It is as the OP says, that public school districts are grouping children by age into various buildings. The reason is entirely financial. All the educational research points to neighborhood schoola with a wide range of age groups being a psychologically and educationally healthier environment. This is the natural result of readily available, socially acceptable birth control. The school districts that mushroomed during the baby boom years find the declining birthrate hard on the bottom line. It's called streamlining and is usually presented as the most progressive trend in education. Districts that, at one time, couldn't build additions and new schools fast enough now find themselves letting staff and faculty go, selling off their older buildings. It has the same effect as busing in that there is no choice whatsoever for attending different schools within the same district.
Case in point, I graduated from a suburban school district in 1978. When I started in 1965, the district had three small buildings and went up to grade 4, after which time students attended class in a neighboring district with a regional high school. By 1978, the district covered grades K-12, and had seven elementary schools, K-5, three middle schools, 6-8, and two high schools, 9-12. Ten years ago, they began closing and selling the older, original buildings. They are down to two elementary buildings, one with grades K-2, the other with grades 3-5, one middle school, 6-8, and one high school, 9-12. One wing of the K-2 building is for administrative offices. If the number of children continues to decline at the same rate, the long range plan is to place grades K-5 in two of the three wings of the present K-2 building, and sell the other. There is the possibility of housing middle and high school in the present high school, and selling the middle school.

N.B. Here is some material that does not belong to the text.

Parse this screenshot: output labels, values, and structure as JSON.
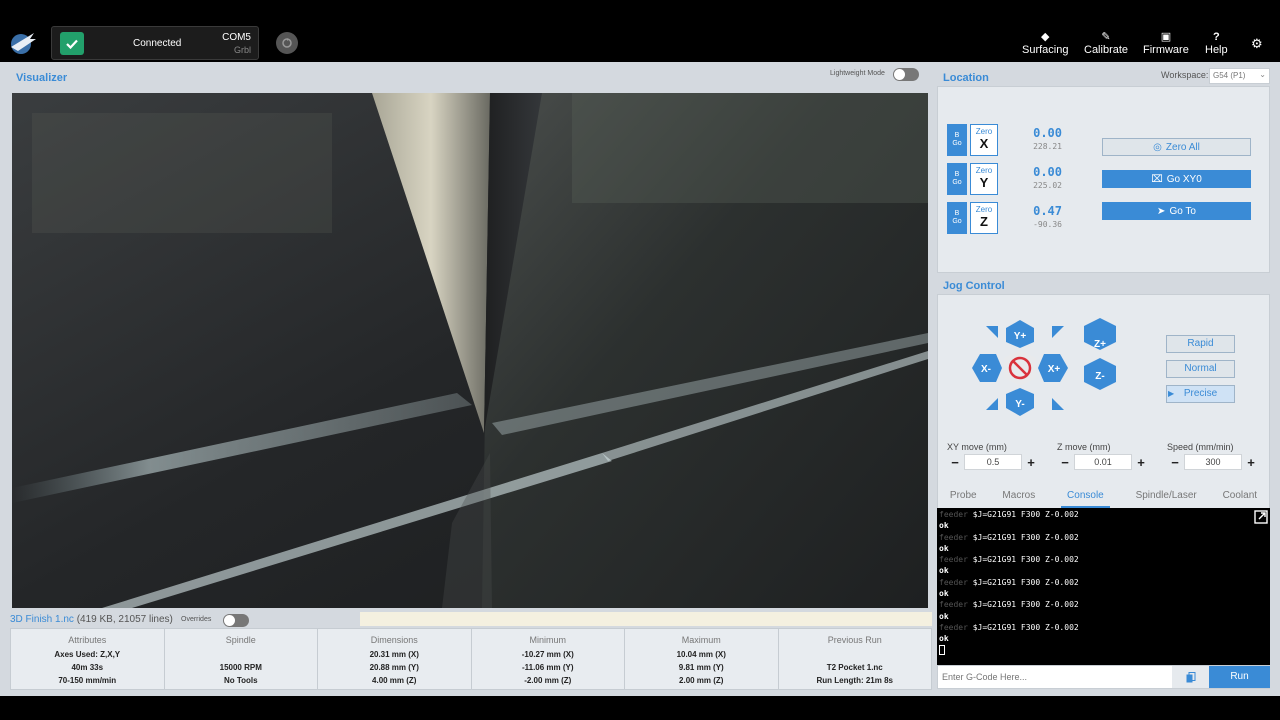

The general population of the area is actually increasing, but it is from an influx of well-to-do young professionals, the majority of whom have only one child or no children at all. Middle, working, or low income families cannot afford to live there. The baby boomers who stayed are now retired and are choosing to "age in place."
Increasingly, anyone having a large, traditional type family has a substantially lower standard of living than the one in which they were raised often having no choice but to move away from grandparents and older relatives.
For most serious Catholics, the public schools are no place to send their children. Homeschooling or some variation of it is the only option for most. As said one poster, better to be on welfare and SNAP than to send one's children to lose their souls in public school.